Where are you on the pendulum of forgetting, connecting?


People are coded in such a perfect way that regardless of the level of pain, loss and grief they go through, they very often move on quickly and reconnect to their daily lives, passions and dreams as if life was without end and they are immortal. In essence, one of the most significant codes is embedded in this connection because without it people would struggle to move on.

Regardless of one's circumstances, death is inescapable. This has been and continues to be the eventual verity for humankind. Despite this, one's attachment to this world is to such an unbelievable extent that it causes injustice, pain and inequality around the world.

This fine contrast between the everlasting phenomenon of death and people's passionate connection to this world is another aspect of this code. What feeds this everlasting contrast? Why is there this level of passion for various things when the current population will also become a matter of the past just like previous populations? This is also to do with other codes embedded in people. And one of these codes is the never-ending craving for this world, be it wealth, beauty, crops, land, fame, status and so on. Another one is having the ability to forget or disconnect from death. Just imagine if people were not able to forget. Could they survive or have the ability to continue well-balanced lives? Paradoxically, in people's ability to forget by reconnecting to this world, there is a contrasting remedy that allows us to continue with our lives.

However, would people inflict the level of pain, injustice and atrocities they inflict on one another if they did not forget that those who came before them eventually faced the inescapable and most of the time unannounced verity? Would people do whatever it takes to secure wealth, status and their various dreams at the expense of their fellow human beings if they were not able to forget? Would people be more watchful, considerate and mindful if they were able to remember that what was verily there for those who came before them would eventually come for them one way or the other?

We are all aware that we enter a completely different mood when we experience the loss of someone dear to us. We start to look at everything through different eyes. We probably start to be more careful, mindful and understanding in our relationships with others. The most meaningful can become the most meaningless in our lives due to being immersed in the reality of the temporality of our lives.

Well, imagine that you are reminded dozens of times a day that you will pass away one day, and you will be held responsible for any tiny deed, bad or good, that you have done. Imagine that you are reminded daily that you should do right and keep a righteous path.
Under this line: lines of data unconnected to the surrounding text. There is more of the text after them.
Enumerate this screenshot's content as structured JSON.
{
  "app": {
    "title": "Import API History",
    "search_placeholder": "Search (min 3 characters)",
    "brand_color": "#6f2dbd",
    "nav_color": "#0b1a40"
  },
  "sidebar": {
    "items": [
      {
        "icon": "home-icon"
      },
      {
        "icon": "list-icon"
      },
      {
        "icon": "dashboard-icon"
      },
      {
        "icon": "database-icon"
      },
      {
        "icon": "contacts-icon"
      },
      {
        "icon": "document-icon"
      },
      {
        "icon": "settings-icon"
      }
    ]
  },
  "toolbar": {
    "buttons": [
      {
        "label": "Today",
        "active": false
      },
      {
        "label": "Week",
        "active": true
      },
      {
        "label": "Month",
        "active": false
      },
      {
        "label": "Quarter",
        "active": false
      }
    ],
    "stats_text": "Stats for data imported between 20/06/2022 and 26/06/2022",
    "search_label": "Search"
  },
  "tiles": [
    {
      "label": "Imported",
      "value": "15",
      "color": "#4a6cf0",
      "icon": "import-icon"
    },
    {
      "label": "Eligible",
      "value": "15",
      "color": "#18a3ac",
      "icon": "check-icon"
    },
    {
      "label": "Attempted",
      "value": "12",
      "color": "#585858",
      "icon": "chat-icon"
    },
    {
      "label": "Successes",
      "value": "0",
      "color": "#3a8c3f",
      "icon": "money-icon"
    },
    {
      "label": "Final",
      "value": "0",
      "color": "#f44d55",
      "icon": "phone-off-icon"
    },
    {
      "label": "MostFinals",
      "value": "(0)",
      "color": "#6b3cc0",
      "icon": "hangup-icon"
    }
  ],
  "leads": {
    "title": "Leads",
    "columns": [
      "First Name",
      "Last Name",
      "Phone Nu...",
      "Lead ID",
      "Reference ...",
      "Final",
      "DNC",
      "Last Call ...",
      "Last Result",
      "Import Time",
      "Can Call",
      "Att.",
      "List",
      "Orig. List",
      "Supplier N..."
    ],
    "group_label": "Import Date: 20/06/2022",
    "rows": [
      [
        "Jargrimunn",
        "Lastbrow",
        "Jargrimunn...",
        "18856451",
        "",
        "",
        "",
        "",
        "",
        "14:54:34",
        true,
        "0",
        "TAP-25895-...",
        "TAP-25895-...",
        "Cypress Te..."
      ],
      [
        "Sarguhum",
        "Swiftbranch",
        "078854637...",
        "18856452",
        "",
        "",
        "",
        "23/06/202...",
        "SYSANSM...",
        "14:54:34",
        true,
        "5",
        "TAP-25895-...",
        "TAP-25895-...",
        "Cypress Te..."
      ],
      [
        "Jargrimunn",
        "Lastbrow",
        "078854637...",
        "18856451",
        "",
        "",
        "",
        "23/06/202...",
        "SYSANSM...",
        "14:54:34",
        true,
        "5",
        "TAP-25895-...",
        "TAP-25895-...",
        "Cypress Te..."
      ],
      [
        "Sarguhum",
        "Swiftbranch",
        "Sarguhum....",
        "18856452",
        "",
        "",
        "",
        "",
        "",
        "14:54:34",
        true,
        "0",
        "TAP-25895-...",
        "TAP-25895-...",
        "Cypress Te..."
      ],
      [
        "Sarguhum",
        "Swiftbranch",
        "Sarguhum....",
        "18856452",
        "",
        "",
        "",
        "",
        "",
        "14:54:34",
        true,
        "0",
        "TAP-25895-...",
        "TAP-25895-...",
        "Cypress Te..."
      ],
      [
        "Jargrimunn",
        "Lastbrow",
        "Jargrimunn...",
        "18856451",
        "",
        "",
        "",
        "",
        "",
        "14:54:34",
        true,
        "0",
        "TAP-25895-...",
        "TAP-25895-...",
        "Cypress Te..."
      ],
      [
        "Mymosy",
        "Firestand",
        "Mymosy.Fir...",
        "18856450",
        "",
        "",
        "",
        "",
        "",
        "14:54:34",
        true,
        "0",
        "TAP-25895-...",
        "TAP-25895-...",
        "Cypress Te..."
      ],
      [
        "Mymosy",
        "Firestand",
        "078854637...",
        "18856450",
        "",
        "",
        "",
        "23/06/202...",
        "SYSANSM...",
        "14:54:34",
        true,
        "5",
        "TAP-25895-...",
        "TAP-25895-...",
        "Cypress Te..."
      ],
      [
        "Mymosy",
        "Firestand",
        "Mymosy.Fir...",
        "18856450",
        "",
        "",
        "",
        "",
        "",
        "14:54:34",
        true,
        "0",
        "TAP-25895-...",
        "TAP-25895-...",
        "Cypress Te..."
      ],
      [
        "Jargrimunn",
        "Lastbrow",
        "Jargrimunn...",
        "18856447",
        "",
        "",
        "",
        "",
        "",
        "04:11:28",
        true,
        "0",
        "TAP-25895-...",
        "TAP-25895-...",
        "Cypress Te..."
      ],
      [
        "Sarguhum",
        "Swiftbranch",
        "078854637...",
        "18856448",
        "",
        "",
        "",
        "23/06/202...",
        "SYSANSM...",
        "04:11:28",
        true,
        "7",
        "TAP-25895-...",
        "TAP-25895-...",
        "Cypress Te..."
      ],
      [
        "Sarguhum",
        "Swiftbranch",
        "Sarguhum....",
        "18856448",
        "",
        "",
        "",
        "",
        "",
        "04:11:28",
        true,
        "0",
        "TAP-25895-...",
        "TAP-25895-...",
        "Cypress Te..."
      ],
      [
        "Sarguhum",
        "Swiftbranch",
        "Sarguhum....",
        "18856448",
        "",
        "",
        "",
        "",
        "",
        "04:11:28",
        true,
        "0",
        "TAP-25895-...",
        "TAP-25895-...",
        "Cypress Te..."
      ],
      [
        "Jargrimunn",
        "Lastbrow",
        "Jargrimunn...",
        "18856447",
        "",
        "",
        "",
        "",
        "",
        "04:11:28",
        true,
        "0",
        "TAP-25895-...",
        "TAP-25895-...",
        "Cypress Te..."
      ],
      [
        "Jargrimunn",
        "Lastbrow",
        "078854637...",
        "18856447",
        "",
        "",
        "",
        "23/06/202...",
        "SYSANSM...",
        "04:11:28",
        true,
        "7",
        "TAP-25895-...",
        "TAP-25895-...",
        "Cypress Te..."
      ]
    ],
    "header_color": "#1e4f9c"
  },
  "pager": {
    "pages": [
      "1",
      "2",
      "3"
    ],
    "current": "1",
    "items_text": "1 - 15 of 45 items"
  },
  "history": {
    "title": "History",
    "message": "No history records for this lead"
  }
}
Imagine that you are reminded that you have an obligation to help those in need, give a certain amount of your wealth to the poor, keep family ties strong and intact, safeguard the right and wealth of orphans, avoid mischief and injustice, render trust to who they are due and, when you judge people, judge with justice and not let hatred prevent you from being just, not to say to your parents so much as "ugh," and do not repel them, but speak to them a noble world.

Regardless of the source of these reminders, what is embedded in these reminders is mindfulness, thoughtfulness and care. And what would be the chances for people to do bad if all these reminders were to permeate their minds, hearts and souls? A person with these values will have to really weigh each of their actions with absolute care because they will know that an atom's weight of their good or bad deed will not go uncounted for.

The source of all this mindfulness, thoughtfulness and care is Muslims' guide, the Quran. One can argue that there are almost 2 billion Muslims in the world, and yet the positive reflections of this are yet to be seen. Various reasons could be listed for this, but one fact is that people who identify themselves as Muslims are mostly oblivious of the guidance in the Quran. For example, according to a very recent, large-scale survey conducted in Turkey by MAK Consultancy, although the majority of participants identified themselves as Muslims, 60 percent of them reported that they have never read the meaning of verses in the Quran and 23 percent did not answer this question.

In an age when the taboos of old are becoming norms and new sacred concepts are emerging in every field, humankind's ordeal with itself is becoming ever greater simply because people's self-centeredness is becoming ever stronger, and so are his connection to the various components of this world, which reminds us of the late Iranian sociologist Ali Shariati's assertion regarding people's most difficult prison, which he identifies as the self – a self that is disconnected from the realities of the past and completely rejects anything that is not instant and beyond the here and now, a self that refuses to recognize that it has limits and boundaries, a self-worshiping self.